1 Terminology and Definitions

1.1 Information System A human‑machine system composed of computers, communication devices, processing devices, control devices and related facilities that, according to specific purposes and rules, collects, processes, stores, transmits and retrieves information.

1.2 Software‑Hardware Platform The environment in which an information system runs, mainly including hardware (servers, storage) and software (operating system, database, middleware).

1.3 Non‑Secure Zone The Internet, a region that allows external users unrestricted access.

1.4 Secure Zone The internal network, typically not providing services to the outside.

1.5 DMZ (Demilitarized Zone) An area between the non‑secure zone and the secure zone that, as needed, provides certain services to external users.

1.6 FC SAN (Fiber Channel Storage Area Network) A storage‑area network that uses fiber‑channel technology to integrate storage devices, connection devices and servers into a high‑speed network, isolated from LANs and primarily responsible for data storage.

1.7 FC Switch (Fibre Channel Switch) A high‑speed network relay device that uses fiber as the transmission medium and forms part of an FC SAN.

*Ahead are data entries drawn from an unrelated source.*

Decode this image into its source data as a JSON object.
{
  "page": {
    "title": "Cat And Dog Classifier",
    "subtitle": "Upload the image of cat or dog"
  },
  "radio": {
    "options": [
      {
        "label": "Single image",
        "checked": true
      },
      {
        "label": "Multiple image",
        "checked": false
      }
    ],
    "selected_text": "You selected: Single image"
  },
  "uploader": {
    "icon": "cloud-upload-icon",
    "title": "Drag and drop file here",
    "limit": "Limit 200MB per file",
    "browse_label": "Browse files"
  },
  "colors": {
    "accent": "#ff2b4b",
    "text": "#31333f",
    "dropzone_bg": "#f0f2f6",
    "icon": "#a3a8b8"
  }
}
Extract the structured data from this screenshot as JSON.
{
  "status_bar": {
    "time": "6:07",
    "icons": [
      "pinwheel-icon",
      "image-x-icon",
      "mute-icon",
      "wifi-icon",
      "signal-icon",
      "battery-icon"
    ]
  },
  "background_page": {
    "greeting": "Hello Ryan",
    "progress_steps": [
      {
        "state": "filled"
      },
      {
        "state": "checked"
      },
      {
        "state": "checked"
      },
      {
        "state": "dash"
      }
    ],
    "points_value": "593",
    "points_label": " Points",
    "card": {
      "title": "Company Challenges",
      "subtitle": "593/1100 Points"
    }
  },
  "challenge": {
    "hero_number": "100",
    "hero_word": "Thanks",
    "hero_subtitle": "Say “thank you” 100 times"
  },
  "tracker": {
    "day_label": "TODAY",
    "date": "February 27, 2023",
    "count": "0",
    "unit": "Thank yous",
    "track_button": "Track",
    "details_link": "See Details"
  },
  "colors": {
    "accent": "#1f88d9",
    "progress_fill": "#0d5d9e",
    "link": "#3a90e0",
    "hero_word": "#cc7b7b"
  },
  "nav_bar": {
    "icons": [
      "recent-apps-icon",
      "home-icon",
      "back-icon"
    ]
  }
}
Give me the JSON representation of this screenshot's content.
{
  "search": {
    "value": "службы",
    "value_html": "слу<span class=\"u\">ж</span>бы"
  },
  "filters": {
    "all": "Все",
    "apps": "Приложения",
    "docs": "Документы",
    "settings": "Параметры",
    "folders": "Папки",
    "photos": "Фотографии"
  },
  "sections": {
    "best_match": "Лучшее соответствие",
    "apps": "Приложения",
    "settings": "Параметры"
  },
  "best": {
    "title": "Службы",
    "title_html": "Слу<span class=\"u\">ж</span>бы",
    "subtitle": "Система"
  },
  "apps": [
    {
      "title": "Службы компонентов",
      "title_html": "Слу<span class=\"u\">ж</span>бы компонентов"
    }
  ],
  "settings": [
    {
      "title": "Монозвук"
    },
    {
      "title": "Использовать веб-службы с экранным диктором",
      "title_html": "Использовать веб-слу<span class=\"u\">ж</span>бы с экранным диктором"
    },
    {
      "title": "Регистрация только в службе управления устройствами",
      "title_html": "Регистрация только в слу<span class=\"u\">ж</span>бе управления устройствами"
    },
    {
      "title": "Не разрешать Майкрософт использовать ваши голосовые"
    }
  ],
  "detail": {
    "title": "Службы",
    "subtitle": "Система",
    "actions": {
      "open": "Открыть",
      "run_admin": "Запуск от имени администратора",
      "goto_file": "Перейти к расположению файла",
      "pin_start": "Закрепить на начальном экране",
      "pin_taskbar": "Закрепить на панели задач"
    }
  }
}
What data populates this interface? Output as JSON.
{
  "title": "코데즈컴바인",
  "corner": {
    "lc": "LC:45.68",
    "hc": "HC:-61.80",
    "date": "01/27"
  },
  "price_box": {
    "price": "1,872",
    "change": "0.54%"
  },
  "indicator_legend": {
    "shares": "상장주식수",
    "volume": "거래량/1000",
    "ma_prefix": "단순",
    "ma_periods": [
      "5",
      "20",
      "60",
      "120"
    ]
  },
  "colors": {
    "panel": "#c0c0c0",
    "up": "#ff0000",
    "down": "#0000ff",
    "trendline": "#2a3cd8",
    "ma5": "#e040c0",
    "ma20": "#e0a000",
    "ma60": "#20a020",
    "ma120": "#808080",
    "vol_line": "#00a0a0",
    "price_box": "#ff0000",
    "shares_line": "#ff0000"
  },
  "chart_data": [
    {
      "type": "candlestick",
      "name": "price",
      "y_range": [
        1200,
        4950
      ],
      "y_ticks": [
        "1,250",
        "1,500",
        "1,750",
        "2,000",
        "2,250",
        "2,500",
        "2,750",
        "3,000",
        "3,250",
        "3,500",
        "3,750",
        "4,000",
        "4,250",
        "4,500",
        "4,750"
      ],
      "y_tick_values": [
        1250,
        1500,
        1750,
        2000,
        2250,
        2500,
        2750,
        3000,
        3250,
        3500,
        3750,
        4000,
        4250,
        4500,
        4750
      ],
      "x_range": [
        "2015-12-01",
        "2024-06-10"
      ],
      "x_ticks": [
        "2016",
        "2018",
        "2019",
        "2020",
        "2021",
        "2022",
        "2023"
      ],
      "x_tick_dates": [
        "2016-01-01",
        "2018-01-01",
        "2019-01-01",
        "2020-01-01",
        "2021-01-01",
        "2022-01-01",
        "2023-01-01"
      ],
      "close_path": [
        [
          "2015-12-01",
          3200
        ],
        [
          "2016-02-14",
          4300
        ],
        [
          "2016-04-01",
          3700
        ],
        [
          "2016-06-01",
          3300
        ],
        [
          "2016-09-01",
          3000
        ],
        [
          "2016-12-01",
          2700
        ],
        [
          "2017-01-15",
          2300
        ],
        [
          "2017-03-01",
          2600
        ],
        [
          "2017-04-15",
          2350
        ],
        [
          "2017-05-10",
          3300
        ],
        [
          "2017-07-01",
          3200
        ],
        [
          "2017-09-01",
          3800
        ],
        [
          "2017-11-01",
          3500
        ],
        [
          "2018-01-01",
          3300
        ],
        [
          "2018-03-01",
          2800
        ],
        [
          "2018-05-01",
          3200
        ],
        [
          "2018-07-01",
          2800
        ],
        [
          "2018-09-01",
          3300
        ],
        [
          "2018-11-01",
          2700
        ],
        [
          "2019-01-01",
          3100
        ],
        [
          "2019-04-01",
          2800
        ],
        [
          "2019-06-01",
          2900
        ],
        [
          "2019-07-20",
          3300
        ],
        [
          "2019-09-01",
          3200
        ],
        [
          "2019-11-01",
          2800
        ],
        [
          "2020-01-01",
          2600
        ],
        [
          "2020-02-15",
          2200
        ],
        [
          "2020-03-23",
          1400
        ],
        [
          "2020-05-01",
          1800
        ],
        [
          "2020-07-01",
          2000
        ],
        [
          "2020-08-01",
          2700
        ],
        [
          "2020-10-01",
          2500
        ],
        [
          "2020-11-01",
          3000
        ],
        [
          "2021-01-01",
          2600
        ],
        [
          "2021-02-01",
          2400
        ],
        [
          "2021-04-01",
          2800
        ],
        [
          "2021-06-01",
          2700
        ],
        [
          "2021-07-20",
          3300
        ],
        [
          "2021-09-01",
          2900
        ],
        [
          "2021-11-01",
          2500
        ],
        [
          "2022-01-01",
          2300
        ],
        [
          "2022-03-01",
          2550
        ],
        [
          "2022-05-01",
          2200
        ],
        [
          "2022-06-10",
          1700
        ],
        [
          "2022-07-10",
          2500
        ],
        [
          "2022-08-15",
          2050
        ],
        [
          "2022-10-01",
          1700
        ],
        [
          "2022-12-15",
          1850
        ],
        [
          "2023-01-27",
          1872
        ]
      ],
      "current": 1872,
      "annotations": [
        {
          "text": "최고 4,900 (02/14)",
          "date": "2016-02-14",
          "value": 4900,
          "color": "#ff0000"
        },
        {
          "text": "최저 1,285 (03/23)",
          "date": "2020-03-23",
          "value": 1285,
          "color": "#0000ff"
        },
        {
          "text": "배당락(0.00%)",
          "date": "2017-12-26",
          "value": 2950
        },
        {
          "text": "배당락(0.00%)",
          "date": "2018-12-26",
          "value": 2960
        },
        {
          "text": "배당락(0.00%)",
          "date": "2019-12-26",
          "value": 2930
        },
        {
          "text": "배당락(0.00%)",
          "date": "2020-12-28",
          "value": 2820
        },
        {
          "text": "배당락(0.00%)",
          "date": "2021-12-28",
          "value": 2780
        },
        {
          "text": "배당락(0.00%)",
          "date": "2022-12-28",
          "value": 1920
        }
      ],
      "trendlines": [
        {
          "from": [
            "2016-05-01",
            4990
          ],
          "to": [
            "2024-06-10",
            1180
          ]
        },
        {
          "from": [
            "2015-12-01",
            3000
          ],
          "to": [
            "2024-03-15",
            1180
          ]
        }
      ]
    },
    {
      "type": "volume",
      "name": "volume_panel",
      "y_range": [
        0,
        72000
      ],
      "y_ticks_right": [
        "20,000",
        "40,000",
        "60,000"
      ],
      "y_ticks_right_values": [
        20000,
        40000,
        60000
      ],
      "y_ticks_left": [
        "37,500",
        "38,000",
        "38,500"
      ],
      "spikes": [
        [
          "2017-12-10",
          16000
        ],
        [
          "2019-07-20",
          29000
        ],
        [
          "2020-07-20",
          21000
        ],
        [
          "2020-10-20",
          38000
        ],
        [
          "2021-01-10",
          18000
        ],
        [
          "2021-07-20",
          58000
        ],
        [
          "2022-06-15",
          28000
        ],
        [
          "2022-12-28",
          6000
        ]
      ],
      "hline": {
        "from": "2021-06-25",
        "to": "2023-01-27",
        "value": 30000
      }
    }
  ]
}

1.8 HBA (Host Bus Adapter) A circuit board or integrated circuit that provides I/O processing and physical connection between a computer and storage devices.

1.9 RAID (Redundant Arrays of Inexpensive Disks) A group of multiple small, slower disks combined to improve overall performance and capacity.

1.10 Virtual Machine A logical computer system with complete hardware functions that runs in an isolated environment using system virtualization technology.

1.11 Load Balancing Includes hardware and software load balancing; software load balancing installs balancing software on one or more servers, while hardware load balancing places dedicated devices between servers and external networks.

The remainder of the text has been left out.